The whole Beluga brouhaha began on June 19 when Geoje Sea World promoted on its social network its "VIP Ride Experience" which allows customers to ride on the back of the whale and a bottle-nosed dolphin for 70 minutes and have themselves photographed for 200,000 won ($167). The company has been offering the program before the date.

But the online post drew mounting criticism for animal cruelty because Beluga whales are classified "near threatened" by the World Wildlife Fund and "least concern" by the International Union for Conservation of Nature and Natural Resources' Red List.

Public ire increased after people learned that six dolphins died at the venue from 2015 until 2017. A joint government-civic inspection group checked the site and concluded that "20 to 30 meter-large artificial habitats are too small for dolphins that travel more than 100 kilometers a day in the wild."

The group also saw a dolphin repeatedly hitting itself against a wall and jumping up and down on the same spot, which they saw as "symptoms of extreme distress."

Geoje Sea World, a foreign capital enterprise by Singaporean Lim Chee-yong, who also owns Manila Ocean Park in the Philippines, opened in 2014 with four Beluga whales and 16 bottlenose dolphins.
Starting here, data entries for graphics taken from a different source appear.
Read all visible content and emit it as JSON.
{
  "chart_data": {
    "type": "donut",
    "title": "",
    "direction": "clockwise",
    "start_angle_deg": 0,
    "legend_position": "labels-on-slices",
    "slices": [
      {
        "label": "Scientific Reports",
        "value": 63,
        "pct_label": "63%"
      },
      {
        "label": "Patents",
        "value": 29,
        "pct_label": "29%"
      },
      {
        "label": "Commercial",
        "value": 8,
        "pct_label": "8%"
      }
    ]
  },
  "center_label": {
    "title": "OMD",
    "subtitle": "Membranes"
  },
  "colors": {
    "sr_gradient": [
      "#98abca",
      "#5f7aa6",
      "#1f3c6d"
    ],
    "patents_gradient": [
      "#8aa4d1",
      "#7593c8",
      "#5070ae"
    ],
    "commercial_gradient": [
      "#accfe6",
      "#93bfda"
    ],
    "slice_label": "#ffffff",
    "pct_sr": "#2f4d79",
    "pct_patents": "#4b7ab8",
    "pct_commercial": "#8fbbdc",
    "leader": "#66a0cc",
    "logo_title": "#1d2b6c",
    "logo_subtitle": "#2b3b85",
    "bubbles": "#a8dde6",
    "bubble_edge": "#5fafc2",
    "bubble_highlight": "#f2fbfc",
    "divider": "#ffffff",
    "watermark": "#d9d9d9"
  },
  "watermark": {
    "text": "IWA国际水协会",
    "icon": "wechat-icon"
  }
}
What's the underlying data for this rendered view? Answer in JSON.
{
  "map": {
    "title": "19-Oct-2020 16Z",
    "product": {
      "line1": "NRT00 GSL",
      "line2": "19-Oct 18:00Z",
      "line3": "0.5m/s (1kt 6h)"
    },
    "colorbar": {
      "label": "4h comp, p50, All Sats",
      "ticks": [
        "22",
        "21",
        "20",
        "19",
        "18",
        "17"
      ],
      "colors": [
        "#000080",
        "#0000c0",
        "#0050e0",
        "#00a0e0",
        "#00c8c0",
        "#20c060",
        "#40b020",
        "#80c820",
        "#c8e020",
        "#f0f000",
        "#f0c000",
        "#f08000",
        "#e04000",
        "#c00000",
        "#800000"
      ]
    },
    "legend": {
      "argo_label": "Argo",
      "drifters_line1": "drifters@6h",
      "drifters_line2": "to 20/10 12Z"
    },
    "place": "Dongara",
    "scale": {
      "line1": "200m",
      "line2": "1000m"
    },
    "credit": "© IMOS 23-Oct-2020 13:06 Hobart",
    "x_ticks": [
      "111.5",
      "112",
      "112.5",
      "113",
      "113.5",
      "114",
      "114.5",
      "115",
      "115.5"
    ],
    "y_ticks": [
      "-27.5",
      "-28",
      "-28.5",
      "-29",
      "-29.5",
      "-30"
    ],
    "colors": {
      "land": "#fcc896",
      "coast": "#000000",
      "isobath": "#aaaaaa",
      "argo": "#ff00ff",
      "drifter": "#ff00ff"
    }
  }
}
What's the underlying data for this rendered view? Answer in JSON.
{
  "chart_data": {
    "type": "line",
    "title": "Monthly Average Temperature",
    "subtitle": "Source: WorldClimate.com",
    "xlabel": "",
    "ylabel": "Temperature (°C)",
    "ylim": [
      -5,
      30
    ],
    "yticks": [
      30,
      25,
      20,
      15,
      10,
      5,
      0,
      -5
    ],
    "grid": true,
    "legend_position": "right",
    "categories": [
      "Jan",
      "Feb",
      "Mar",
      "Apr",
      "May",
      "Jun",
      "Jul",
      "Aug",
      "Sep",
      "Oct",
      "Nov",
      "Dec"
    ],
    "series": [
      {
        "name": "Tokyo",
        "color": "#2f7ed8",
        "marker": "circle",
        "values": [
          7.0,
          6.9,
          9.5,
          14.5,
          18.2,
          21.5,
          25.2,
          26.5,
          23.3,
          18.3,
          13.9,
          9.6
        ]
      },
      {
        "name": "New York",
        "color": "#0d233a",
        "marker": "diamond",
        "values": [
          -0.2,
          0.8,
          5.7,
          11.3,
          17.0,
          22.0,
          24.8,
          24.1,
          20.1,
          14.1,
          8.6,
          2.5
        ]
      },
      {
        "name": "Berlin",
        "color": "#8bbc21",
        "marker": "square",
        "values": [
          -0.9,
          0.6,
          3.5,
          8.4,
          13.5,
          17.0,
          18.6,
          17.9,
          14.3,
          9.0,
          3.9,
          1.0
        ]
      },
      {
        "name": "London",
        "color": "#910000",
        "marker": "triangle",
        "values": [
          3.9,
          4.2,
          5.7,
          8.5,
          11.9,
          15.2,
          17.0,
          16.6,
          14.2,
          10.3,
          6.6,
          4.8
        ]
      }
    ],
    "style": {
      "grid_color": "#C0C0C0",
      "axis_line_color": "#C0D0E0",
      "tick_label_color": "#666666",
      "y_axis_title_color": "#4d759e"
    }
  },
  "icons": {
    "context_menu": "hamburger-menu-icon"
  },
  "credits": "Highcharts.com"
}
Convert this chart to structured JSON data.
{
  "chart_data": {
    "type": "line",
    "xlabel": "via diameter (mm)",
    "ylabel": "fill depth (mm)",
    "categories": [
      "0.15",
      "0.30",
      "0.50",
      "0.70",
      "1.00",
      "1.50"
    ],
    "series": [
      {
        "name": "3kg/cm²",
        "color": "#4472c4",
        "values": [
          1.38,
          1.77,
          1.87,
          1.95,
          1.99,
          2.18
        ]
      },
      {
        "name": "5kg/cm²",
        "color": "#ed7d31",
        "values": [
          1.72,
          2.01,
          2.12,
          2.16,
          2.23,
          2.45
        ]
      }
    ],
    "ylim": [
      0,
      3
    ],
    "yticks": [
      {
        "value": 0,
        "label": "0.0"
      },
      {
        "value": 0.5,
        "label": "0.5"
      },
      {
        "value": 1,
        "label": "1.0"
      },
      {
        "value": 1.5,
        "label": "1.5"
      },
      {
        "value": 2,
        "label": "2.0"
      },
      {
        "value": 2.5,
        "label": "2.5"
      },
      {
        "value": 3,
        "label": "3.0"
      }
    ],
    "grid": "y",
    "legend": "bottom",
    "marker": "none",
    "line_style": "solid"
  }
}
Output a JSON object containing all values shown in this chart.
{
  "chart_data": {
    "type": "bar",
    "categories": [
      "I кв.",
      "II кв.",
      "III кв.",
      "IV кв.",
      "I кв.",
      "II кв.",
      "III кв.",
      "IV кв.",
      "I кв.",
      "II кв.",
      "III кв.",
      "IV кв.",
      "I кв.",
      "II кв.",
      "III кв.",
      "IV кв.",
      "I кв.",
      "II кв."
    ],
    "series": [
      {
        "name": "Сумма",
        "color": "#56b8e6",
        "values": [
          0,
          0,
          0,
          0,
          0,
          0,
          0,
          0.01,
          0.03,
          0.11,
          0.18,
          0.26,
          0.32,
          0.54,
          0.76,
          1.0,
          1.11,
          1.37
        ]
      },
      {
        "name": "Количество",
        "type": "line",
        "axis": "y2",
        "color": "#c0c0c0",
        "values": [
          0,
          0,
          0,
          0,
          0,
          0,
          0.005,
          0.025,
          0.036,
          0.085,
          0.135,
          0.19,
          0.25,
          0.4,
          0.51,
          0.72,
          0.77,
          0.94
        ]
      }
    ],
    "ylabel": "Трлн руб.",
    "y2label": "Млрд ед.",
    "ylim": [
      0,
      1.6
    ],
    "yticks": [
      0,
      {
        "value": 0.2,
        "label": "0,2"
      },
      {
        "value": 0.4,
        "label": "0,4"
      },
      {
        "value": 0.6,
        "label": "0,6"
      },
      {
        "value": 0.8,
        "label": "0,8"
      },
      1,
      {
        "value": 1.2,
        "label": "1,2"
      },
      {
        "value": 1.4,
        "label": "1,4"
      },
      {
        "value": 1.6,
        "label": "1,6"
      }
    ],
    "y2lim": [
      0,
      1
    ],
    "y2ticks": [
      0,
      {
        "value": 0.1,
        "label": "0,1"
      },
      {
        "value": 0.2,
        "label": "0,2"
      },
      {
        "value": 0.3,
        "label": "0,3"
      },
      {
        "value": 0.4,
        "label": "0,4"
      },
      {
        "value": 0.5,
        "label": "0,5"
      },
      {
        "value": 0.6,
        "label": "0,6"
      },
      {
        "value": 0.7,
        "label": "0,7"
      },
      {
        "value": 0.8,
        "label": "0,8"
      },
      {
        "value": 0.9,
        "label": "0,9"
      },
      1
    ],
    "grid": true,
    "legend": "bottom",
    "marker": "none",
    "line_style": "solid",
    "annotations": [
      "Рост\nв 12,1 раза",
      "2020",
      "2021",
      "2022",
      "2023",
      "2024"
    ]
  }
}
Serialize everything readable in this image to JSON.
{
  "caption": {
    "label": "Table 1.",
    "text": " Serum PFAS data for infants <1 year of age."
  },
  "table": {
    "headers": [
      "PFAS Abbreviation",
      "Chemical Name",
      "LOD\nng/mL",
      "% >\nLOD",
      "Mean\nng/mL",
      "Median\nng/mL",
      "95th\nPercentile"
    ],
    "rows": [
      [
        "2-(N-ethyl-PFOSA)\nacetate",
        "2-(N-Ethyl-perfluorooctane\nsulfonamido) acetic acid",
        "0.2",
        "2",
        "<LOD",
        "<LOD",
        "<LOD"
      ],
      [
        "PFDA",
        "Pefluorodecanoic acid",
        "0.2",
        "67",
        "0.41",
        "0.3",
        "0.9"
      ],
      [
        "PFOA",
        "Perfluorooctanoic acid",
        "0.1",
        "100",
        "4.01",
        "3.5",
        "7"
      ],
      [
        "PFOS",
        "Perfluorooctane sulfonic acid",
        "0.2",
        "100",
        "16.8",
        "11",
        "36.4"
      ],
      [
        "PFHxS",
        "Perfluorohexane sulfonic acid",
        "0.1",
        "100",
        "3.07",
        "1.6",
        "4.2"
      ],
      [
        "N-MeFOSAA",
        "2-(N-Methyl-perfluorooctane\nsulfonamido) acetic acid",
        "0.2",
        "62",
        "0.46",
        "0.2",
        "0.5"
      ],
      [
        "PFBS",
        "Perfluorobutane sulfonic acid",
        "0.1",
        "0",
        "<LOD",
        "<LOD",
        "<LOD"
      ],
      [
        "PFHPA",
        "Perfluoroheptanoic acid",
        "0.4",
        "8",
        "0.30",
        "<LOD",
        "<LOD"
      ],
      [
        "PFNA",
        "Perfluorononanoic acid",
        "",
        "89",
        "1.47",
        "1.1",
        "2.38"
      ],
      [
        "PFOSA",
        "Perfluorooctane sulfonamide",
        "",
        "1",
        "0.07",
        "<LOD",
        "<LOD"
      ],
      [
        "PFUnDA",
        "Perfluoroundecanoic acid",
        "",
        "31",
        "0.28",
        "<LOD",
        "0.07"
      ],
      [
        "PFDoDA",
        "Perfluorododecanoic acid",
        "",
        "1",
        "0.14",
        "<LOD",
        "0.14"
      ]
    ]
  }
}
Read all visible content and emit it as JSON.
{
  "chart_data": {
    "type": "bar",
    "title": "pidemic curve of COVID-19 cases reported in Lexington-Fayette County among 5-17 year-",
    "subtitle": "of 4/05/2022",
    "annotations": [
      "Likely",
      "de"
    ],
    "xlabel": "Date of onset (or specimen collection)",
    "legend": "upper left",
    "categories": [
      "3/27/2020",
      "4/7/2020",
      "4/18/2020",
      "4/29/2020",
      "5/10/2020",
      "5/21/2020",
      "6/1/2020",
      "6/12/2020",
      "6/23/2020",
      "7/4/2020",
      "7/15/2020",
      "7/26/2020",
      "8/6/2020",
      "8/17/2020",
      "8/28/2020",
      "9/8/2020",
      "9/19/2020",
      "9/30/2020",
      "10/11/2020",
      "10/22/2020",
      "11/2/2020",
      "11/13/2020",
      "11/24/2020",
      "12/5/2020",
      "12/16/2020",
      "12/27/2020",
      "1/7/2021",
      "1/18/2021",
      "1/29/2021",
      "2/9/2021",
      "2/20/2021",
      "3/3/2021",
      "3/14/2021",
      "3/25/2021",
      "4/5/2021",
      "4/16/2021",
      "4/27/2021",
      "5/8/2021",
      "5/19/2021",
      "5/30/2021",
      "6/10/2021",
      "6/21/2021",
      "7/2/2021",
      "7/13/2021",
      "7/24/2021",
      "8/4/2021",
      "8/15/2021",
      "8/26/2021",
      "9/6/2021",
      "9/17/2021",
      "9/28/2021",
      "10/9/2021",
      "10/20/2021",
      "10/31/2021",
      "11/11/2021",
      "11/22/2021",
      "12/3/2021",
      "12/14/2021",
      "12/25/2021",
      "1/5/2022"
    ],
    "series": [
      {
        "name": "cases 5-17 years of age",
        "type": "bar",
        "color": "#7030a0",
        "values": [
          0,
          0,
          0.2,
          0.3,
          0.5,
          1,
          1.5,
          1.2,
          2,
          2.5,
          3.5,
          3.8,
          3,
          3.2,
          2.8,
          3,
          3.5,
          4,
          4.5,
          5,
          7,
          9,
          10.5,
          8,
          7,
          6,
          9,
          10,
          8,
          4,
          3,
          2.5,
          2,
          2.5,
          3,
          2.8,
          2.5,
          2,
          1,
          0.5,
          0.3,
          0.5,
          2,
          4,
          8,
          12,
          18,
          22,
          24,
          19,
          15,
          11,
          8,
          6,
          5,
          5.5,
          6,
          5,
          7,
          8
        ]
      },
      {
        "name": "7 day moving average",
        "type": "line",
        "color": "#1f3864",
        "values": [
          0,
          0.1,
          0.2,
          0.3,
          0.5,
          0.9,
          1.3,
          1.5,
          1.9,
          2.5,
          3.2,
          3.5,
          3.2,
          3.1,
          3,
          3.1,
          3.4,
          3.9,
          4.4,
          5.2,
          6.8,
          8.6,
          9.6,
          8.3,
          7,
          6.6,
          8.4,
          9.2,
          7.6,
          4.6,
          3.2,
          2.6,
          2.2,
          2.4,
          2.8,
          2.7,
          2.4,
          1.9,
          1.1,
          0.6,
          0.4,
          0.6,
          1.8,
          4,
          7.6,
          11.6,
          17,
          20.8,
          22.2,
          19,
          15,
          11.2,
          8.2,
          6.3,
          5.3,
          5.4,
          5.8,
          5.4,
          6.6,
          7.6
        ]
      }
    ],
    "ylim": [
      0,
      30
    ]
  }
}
Shortly after the opening, Lim was mired in an attempted shipment of Beluga whales to the Philippines, which the media called "laundering the whales' nationalities" by abusing lax wild-animal import regulations in Korea. But the Philippines government refused to allow the whales to be imported, because the country's climate was not suitable.

In 2015 the marine park sold five bottlenose dolphins, which it had bought from Japan's Taiji town, to The Land of Legends in Turkey for entertainment purposes. The approval from the Korean environment ministry to resell the animals under the Least Concern category of both the WWF and the Red List took only two weeks.

The Korean Animal Welfare Association said Turkey bought the dolphins from Korea because it wanted to avoid global criticism by buying them directly from Taiji, infamous for traditional dolphin slaughtering.

Hot Pink Dolphins said Korea, from 2002 until 2013, imported the fourth-most dolphins from Taiji in the world. The group said Korea was "red-tagged not just the leading dolphin importer from Taiji but also the world-top dolphin launderer."

The South Gyeongsang Provincial Office on Monday told the Hankyoreh daily it was looking into the alleged abuse of Beluga whales at Geoje Sea World and were "in the process of confirming the issue and planning to inspect the venue."